The coronavirus outbreak has dealt the UK economy a “more severe blow” than at any time in the last 20 years, according to a flash PMI.
The IHS Markit/CIPS Flash UK Composite PMI plummeted to 37.1 in March, down on 53 in February and against the no-change reading of 50. The results are based on around 85% of usual monthly replies to the survey.
The combined fall in output across manufacturing and services has exceeded that seen at the height of the 2008 financial crash – and the figures were collected before the government’s decision to order pubs, restaurants, shops and leisure businesses to close.
Business expectations for the year ahead have slumped to the lowest since data on this started being collected in 2012.
Duncan Brock, group director at CIPS, said: “Just as the economy began to strengthen at the beginning of the year, the shock of this deepening global health crisis has flung businesses into the abyss, with the worst overall downturn in manufacturing and services for more than two decades.
“The services sector received the largest blow as citizens reduced their social activity and leisure activities were abandoned. The sector recorded its worst drop in activity since 1996 when the survey began. New orders also took a significant hit as the rapid realisation of the significance of Covid-19 applied an abrupt brake on consumer-facing businesses.

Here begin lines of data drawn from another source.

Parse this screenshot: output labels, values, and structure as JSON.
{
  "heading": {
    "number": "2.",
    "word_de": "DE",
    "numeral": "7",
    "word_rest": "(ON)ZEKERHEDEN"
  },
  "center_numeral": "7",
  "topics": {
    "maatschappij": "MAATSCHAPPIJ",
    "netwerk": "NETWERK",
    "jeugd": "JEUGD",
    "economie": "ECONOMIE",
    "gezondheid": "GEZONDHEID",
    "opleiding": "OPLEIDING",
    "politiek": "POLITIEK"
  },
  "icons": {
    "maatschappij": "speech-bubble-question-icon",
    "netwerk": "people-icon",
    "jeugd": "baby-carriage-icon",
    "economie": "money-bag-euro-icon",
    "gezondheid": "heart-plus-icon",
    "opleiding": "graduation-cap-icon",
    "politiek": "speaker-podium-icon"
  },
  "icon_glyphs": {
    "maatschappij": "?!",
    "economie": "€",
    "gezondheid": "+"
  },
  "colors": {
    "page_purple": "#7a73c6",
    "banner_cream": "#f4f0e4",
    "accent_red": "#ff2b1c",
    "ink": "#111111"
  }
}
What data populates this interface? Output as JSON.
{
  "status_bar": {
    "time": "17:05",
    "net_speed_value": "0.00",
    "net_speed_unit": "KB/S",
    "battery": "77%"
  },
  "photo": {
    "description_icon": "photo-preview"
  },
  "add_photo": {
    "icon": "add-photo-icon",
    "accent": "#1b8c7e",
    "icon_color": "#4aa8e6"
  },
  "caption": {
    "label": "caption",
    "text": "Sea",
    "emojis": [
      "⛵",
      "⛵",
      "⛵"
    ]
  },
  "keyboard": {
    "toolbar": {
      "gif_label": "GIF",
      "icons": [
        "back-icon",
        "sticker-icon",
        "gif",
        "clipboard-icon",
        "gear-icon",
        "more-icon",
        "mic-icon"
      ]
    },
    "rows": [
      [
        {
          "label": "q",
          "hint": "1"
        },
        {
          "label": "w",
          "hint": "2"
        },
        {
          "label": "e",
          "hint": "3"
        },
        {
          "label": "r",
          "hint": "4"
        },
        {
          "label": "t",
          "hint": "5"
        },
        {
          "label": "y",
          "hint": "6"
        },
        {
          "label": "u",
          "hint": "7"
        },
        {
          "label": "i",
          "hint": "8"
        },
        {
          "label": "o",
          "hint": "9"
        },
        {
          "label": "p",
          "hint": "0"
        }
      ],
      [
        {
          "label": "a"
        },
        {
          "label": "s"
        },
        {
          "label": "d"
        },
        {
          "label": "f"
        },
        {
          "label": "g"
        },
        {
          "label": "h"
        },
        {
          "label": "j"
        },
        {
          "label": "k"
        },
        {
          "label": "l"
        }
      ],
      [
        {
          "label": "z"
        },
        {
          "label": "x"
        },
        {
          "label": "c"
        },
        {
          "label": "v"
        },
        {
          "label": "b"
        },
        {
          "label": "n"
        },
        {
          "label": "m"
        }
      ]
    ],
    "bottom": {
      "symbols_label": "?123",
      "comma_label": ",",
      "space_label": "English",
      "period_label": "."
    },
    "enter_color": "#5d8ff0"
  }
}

“Shortages of manufacturing components following global factory closures dislocated manufacturing supply chains and led to the greatest lengthening of delivery times since the index began in 1992. A surge in demand for food and pharmaceutical products led to rising output in some parts of the manufacturing sector, but this was more than offset by a slump in production elsewhere.”
Chris Williamson, chief business economist at IHS Markit, said the data indicated GDP was set to fall at a quarterly rate of 1.5-2%, enough to push the economy into contraction, but this was likely to be the “tip of the iceberg”.
“With additional measures to contain the spread of the virus set to further paralyse large parts of the economy in coming months, such as business closures and potential lockdowns, a recession of a scale we have not seen in modern history is looking increasingly likely,” he said.